Like everything else, the wedding dinner was a collaborative affair, with help from friends. (The couple was prepping food until two nights before the wedding, Sison said.)
Mayrand’s fishing derby catches were turned into smoked bluefish pâté for a charcuterie board – and, of course, there was an oyster bar featuring friend Scheffer’s bivalves. The appetizers included hummus, pita bread, dolma, and other favorites from a Lebanese shop outside of Boston, since Mayrand is part Lebanese.

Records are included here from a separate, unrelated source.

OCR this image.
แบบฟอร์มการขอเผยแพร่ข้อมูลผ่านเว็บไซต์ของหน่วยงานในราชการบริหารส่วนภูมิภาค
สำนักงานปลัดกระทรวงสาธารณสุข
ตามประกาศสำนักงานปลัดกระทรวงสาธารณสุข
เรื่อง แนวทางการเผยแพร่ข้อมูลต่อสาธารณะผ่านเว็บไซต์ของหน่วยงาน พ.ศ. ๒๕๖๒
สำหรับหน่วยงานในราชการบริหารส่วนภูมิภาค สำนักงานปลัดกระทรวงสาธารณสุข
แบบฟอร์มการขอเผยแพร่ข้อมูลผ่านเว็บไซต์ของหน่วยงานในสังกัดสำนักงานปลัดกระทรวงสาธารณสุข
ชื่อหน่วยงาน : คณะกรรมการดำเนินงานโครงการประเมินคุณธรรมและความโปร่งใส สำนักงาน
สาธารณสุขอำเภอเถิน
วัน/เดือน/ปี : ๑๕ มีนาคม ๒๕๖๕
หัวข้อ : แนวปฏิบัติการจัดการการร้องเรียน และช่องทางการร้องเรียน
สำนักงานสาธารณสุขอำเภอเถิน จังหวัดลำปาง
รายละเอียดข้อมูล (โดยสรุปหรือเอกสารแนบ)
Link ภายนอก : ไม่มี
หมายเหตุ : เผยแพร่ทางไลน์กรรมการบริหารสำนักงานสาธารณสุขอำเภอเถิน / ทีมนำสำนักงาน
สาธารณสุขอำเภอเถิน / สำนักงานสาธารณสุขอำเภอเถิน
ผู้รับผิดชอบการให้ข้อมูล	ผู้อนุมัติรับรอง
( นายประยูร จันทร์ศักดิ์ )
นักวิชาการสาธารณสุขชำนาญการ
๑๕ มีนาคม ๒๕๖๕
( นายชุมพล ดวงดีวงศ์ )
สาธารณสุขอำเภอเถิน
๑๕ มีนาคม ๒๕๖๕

For a dinner taco bar, friend Tim Laursen of Local Smoke smoked a whole pig – a tradition at big celebrations in the Philippines – which was served along with smoked chicken and vegetables. Friends brought 200 tortillas from a factory in Brooklyn, and the couple made their own sides – pickled vegetables, salsa, and guacamole – with help from John Thurgood of Island-Sourced.
Dessert included cookie and brownie platters from Black Sheep in Edgartown, a chocolate and matcha cake made by Korilee Connelly of Korcon, and, later, an assortment of doughnuts. Sandwiches from Life at Humphreys in Vineyard Haven were a welcome late-night snack.
Dishware for the reception included dinner plates from friends, the Dumptique in West Tisbury, and even the side of the road for a mix-and-match look. White napkins, collected when Big Sky Tent and Party Rentals was giving away old linens, were dyed mauve and mustard.
The key to a successful sustainable, do-it-yourself wedding is to remember that there are many ways to do it, Sison said. She suggested “getting inspiration from past weddings you’ve seen, or going on a Pinterest board, and taking those inspirations and making it your own.”
Sison was especially grateful for her friends’ generosity through the whole process, from the one who knows calligraphy and wrote the place cards to those who gathered for a craft-filled, DIY bridal shower brunch, where guests made and painted signs, got the napkins and menus ready, and prepared the apron wedding favors.
“Asking your friends to help is very nice,” Sison said. “I was really touched by my friends saying they felt so connected to the wedding, because they saw so many parts of it, and they felt so involved in the making of the wedding.
“We are so lucky that we have a lot of creative friends that were able to help us out.